A diferencia del arquetipo creado por los estadunidenses Dashiell Hammett (1894-1961) o Raymond Chandler (1888-1959), el investigador mexicano, encarnado de forma seminal por Héctor Belascoarán Shayne, de Paco Ignacio Taibo II (1949), opera en una geografía del desastre nacional. Como apunta el crítico literario Víctor Barrera Enderle (1972), el género se nutre de “la crónica, el reportaje y la historia para construir una narrativa donde el detective es un historiador de la violencia reciente” (2012).
Y es que la corrupción no es un elemento externo, sino un rasgo constitutivo de las tramas de la novela negra mexicana. El personaje debe negociar con esa corrupción, usarla o resistirla para avanzar en su pesquisa. Élmer Mendoza (1940) lleva esto al extremo con su detective el “Zurdo” Mendieta, un policía que “nada entre mierda y a veces saca la cabeza”, como define el autor sinaloense; Mendieta es un producto de su entorno, un profesional que aplica una moral flexible para sobrevivir en un mundo donde las instituciones son un obstáculo más.

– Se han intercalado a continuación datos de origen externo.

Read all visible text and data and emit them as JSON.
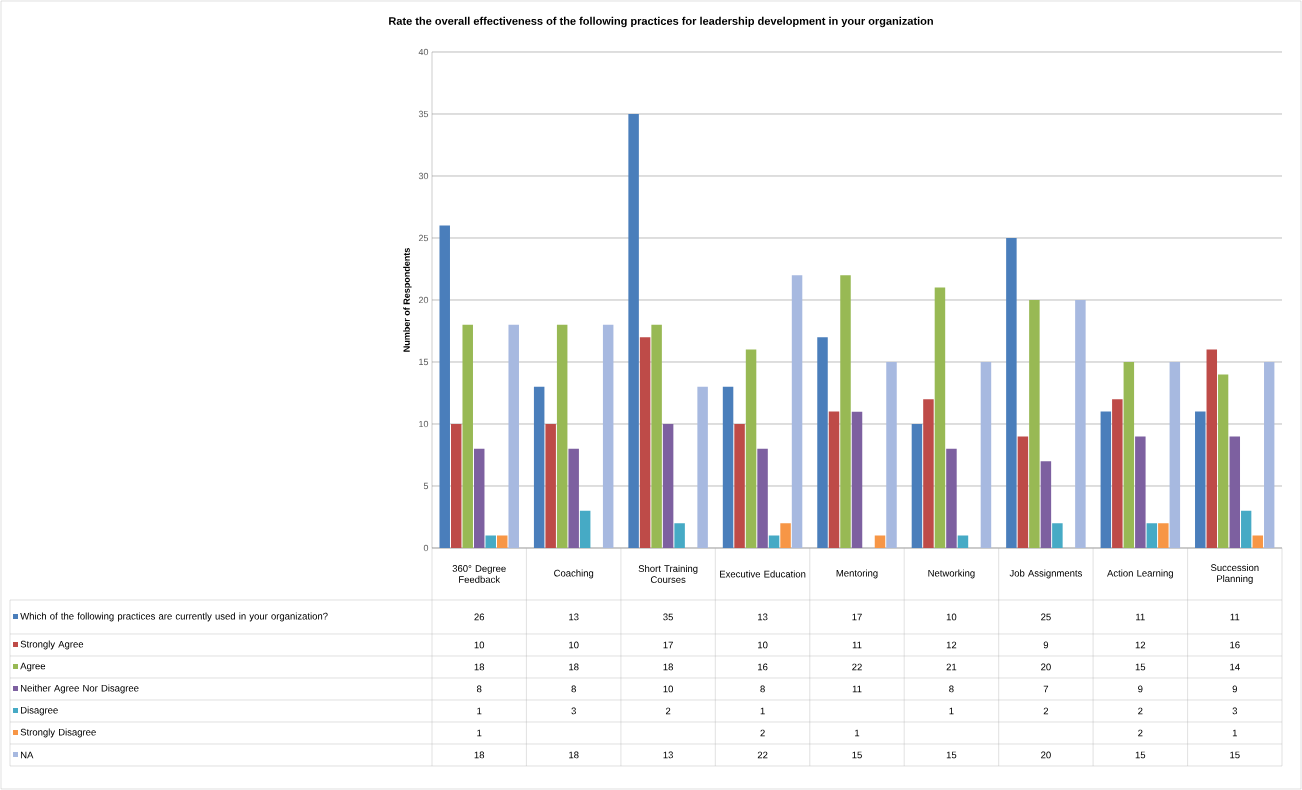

Además de la presencia de la corrupción, el espacio (el paisaje o el ambiente social) es otro pilar clave en la novela negra mexicana donde se desenvuelve el detective mexicano (y eso incluye a la reportera Yolanda Lavanderos, creada por Taibo II). Ciudad de México, Monterrey o Ciudad Juárez no son meros escenarios: son antagonistas que moldean la psicología del personaje; por ejemplo, la urbe laberíntica y violenta retratada con crudeza por Juan José Rodríguez en “Mi nombre es Casablanca” (2003) o por Yuri Herrera en “Trabajos del reino” (2004), dos novelas extraordinarias del nuevo noir mexicano, determina el lenguaje, los miedos y las tácticas de sus protagonistas. En ellas, el detective recorre colonias ricas y barrios marginales, como trazando la cartografía de la desigualdad y la miseria humanas, porque su lucha es casi siempre quijotesca.
Y así persiste en varias de las novelas del género. La resolución del caso rara vez implica justicia e incluso comprensión. El detective se equivoca, tiene miedo, no es un superhombre; su triunfo no es restaurar el orden, sino sobrevivir en esta jungla de acero, y, al hacerlo, dejar al descubierto las terribles entrañas de un país donde el crimen y el poder son dos caras de la misma moneda.
La novela policiaca mexicana, a través de sus personajes, demuestra que el misterio a develar no es un homicidio, sino la nación misma en despliegue de su terrible realidad. No sé si sea por eso que me gusta tanto la novela de crímenes hecha por estos autores y muchos otros que continúan publicando en México sus obras, o porque detrás de ellas se refleja la descomposición de un país que reivindica su grandeza con esta narrativa que nos consuela y conmueve.